Professor Ben Shaw from Bond University will supervise the student project team who he says will be involved in everything from finalising the survey design and conducting interviews, to data analysis and report preparation.

“The students will be responsible for collecting data on the current and future demand of health care professionals in a number of occupational categories and will be speaking with local health care Managers about the factors they consider to be affecting their supply of employees,” Professor Shaw said.

“They will also be analysing literature on global ‘best practice’ in the recruitment, motivation and retention of a health workforce,” he said.

Professor Shaw said news headlines of late made it clear that the likely shortage of health care employees on the Gold Coast is a critical issue for the region’s health services, and said it will continue to be over the next decade.

“CEOs of Gold Coast health organisations have recognised the need to take a long term, collaborative approach to their workforce needs, including more innovative recruitment, education and retention strategies to source and keep valued employees,” Professor Shaw said.

“The demand for high quality health care professionals is great, and the supply simply isn’t meeting that demand. It makes sense for the various health agencies to collaborate on solutions to the workforce problem, rather than simply compete in what is already an inadequate labour market.

“The Health Workforce Project is a step in the right direction towards gaining understanding of the workforce imperatives in the region’s health care industry and establishing the necessary collaboration between all players,” Professor Shaw said.

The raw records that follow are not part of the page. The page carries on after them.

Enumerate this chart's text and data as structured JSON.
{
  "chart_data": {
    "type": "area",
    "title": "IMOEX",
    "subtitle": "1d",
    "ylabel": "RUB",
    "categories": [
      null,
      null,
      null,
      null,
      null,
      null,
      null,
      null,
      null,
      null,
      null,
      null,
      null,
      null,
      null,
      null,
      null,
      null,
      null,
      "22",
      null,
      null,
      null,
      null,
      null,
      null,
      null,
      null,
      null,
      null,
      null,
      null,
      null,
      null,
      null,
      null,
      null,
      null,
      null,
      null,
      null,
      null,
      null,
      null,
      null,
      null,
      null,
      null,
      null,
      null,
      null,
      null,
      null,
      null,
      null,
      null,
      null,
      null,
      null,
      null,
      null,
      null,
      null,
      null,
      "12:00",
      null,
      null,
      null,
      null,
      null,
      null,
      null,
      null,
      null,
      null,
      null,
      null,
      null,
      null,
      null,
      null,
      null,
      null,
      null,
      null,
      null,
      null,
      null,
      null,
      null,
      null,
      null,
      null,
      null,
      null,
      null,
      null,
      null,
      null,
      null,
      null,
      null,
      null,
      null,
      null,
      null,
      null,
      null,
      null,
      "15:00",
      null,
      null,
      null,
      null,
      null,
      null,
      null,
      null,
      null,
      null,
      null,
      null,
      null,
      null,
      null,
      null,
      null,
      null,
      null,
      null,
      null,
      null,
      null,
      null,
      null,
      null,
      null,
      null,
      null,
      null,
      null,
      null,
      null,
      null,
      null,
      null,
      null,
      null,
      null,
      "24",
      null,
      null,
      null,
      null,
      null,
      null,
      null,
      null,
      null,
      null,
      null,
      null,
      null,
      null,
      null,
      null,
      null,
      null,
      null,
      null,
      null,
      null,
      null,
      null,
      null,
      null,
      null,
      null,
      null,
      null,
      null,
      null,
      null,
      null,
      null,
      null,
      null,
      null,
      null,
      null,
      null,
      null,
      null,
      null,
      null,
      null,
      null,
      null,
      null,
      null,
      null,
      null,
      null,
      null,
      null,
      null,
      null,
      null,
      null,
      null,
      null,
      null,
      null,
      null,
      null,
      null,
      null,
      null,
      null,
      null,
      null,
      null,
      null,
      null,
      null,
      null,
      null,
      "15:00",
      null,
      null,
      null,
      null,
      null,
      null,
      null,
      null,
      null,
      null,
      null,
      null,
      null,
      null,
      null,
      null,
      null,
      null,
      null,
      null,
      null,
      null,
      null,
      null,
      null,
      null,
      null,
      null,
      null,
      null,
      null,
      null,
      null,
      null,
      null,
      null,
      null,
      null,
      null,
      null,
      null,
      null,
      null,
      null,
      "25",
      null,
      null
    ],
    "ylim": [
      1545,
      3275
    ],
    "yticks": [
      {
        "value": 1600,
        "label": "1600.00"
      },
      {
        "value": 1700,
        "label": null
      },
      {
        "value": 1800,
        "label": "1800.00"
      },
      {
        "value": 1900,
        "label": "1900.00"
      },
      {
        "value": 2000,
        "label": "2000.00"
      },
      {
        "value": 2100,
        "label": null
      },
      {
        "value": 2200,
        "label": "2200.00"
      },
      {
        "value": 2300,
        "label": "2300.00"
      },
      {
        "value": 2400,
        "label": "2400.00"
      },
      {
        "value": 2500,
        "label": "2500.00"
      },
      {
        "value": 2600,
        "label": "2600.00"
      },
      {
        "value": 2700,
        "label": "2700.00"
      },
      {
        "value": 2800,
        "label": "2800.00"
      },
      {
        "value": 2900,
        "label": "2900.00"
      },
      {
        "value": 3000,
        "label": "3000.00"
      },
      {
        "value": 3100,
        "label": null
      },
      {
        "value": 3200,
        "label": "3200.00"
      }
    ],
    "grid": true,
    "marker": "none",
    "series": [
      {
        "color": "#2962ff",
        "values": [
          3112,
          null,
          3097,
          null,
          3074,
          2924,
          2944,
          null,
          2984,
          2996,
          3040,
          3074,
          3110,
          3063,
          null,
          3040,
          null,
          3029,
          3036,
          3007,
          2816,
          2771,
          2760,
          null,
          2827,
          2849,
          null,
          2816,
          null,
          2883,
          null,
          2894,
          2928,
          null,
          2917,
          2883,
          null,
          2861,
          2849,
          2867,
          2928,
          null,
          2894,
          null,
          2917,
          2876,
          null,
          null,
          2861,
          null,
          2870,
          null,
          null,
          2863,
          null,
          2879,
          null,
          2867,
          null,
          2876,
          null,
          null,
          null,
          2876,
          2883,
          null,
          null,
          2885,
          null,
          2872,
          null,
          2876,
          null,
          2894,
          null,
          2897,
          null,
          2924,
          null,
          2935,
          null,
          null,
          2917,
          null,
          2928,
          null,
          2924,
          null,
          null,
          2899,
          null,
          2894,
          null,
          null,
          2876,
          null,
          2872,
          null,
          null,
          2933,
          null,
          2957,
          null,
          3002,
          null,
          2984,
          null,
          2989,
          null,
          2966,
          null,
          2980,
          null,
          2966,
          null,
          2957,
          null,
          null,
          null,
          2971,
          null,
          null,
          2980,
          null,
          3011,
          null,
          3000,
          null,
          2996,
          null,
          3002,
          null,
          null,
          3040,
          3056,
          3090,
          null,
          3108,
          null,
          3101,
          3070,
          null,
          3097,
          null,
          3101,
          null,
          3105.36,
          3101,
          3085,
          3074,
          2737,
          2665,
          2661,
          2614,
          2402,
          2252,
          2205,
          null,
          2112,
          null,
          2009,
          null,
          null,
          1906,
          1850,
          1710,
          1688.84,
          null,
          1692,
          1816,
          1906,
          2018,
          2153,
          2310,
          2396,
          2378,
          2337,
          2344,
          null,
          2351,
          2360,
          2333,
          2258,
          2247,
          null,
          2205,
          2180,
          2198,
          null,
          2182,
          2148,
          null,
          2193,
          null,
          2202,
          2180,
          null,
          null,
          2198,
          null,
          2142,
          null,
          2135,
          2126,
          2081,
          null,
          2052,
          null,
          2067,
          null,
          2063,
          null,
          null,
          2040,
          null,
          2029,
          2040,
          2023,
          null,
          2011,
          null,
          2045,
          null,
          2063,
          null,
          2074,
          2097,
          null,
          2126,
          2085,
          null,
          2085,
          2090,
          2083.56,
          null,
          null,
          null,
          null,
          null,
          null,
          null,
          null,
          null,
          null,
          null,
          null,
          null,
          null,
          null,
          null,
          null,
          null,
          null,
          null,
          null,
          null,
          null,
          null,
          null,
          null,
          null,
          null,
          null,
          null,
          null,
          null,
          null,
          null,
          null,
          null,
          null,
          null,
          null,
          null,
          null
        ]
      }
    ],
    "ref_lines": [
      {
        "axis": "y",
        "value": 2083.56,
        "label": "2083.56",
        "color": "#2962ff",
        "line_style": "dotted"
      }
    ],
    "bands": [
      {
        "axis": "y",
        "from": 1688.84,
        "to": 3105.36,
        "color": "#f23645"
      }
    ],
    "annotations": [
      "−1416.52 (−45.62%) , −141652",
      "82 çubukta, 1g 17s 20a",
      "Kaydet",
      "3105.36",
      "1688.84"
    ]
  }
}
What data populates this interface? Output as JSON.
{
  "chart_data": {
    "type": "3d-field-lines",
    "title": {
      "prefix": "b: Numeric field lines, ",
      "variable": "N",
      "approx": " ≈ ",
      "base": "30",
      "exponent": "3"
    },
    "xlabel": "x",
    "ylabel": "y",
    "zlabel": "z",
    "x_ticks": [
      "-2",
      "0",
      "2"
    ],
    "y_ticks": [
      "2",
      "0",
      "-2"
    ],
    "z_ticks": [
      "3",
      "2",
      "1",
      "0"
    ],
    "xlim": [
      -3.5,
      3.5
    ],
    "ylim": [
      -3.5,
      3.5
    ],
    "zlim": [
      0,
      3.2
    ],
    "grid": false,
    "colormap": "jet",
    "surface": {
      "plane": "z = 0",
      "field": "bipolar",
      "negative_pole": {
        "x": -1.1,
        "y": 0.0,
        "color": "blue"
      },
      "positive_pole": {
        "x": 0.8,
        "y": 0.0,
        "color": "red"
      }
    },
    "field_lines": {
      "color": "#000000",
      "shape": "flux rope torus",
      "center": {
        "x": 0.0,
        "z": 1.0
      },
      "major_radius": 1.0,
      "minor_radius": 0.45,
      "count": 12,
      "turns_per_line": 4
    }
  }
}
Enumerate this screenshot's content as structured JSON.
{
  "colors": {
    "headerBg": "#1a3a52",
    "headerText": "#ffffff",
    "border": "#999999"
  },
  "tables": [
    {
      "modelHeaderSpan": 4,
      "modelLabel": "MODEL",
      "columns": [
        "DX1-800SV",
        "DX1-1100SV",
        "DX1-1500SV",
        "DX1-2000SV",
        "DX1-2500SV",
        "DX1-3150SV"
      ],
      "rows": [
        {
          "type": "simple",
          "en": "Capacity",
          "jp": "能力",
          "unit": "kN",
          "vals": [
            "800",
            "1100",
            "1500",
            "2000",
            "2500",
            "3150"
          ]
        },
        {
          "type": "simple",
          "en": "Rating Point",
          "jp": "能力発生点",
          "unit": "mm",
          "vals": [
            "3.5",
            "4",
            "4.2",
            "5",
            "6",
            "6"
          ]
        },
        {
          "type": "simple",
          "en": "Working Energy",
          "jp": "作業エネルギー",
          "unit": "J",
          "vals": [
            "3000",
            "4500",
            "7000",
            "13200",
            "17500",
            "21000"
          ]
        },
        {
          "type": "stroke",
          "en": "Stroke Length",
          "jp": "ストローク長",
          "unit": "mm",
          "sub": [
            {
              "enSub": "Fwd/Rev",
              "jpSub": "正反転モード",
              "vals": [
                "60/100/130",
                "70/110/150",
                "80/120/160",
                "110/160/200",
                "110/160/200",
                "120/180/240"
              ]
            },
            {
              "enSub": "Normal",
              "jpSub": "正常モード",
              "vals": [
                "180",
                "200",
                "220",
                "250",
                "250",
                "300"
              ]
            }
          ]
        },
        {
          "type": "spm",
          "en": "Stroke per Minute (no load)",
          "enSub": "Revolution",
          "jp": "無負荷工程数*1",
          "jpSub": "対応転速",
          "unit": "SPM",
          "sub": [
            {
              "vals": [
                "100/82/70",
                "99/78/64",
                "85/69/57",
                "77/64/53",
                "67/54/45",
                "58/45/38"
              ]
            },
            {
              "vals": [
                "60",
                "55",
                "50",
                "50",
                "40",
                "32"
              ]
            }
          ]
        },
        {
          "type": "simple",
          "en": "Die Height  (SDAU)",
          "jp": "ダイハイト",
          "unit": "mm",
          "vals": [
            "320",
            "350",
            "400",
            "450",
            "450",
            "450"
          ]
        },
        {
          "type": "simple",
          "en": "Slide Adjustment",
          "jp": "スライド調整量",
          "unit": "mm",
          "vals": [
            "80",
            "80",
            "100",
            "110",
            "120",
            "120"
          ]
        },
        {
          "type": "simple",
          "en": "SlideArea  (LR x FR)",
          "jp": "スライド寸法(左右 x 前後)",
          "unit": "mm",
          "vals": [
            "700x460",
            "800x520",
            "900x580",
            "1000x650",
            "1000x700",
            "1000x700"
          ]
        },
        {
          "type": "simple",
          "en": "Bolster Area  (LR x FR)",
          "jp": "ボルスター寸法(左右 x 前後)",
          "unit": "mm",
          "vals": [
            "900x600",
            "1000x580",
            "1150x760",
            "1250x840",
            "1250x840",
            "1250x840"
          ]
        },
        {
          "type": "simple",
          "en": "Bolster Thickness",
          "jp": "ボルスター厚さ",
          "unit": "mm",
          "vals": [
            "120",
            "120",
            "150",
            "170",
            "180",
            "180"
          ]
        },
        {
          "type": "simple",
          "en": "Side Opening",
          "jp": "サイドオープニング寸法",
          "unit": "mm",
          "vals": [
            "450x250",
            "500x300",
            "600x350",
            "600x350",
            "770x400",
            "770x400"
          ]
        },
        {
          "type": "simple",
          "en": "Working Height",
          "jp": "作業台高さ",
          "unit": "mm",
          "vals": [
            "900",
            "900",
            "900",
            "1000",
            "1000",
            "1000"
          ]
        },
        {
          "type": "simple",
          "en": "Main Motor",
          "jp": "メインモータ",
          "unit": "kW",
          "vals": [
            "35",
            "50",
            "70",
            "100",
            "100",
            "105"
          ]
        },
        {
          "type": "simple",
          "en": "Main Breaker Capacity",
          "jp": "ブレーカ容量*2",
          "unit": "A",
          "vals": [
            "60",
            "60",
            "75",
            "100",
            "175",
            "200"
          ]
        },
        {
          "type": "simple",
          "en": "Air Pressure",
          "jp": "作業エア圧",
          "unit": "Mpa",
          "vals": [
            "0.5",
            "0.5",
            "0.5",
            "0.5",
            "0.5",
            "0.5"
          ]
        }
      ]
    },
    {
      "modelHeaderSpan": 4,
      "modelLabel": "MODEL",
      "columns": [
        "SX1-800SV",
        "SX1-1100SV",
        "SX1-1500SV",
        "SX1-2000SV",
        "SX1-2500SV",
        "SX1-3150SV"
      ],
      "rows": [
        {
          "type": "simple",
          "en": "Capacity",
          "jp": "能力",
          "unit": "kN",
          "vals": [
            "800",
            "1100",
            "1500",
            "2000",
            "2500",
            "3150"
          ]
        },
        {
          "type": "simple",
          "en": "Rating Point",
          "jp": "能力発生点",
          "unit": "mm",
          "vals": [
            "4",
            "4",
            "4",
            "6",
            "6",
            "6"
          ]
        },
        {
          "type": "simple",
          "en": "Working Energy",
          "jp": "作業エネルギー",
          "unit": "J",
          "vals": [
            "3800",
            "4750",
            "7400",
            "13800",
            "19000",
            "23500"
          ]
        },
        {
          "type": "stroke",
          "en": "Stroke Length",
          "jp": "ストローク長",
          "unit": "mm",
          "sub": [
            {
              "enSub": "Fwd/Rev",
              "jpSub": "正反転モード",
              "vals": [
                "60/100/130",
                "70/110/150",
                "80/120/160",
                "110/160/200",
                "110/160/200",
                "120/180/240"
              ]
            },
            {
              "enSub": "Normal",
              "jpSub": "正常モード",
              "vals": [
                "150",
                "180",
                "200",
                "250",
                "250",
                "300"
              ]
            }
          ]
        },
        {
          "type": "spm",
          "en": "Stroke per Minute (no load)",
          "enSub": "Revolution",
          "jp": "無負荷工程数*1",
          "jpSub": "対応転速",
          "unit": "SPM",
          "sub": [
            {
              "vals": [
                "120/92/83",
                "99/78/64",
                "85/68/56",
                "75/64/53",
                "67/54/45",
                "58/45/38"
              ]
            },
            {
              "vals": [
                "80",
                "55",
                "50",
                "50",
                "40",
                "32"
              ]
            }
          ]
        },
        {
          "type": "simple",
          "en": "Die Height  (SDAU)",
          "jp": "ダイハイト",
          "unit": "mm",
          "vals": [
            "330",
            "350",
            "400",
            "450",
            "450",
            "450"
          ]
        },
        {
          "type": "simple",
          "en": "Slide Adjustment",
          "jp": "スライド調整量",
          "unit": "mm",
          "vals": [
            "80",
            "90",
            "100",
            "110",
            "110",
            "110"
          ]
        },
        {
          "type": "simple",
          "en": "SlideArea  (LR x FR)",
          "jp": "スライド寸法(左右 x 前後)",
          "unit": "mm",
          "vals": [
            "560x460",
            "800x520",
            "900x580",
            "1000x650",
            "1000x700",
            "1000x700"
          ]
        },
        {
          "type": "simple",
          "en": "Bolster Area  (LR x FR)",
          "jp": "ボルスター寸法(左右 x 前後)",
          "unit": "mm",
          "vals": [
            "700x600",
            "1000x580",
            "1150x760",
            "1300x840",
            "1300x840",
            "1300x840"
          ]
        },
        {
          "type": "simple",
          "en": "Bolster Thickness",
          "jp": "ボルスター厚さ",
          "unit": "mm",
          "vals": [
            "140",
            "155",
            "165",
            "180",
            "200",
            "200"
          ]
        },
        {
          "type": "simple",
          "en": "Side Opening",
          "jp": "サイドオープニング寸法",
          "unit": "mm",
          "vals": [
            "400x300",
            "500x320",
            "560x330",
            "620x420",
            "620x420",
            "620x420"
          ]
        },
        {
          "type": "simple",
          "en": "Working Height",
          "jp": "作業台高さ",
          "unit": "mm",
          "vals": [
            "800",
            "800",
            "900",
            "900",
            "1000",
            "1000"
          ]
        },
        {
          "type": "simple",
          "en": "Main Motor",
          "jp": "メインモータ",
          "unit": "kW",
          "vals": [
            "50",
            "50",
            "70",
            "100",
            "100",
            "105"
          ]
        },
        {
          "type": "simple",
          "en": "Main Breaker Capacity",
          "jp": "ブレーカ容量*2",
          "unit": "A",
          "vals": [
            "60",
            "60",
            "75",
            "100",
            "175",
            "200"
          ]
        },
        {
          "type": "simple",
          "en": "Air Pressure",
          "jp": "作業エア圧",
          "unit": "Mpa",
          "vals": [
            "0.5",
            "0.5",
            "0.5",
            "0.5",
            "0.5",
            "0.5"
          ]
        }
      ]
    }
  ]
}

CEO of John Flynn Hospital Lloyd Hill agreed it was a time for action, saying the increasing demand for services from Gold Coast Health Providers would only continue as the population increases and ages.

“Based on current trends, we predict difficulties in recruiting staff in many specialty areas in the future,” Mr Hill said.

“The Health Workforce Project is essential for helping us understand our current staffing profile and where the gaps are likely in the future.

“For example, we know nationally that midwives in Australia on average are over 45 and there are not many younger staff entering this specialty area. The study will confirm our local situation in this and other specialty areas.

“We can then plan and work with Bond University and other education providers to train staff in specific areas,” Mr Hill said.

District Manager of the Gold Coast Health Service District Mr Jeff Hollywood said recent Emergency Department staffing issues were evidence of the need for workforce planning.

"Partnering with universities is vital to the creation of a relevant and productive health workforce."

"Examining reform in the structure of the future workforce is also a key factor," Mr Hollywood said.

Bond University , together with Gold Coast Health, will host a cocktail function at the Bond’s new Health Sciences and Medicine building tomorrow (Thursday) night to officially launch the project.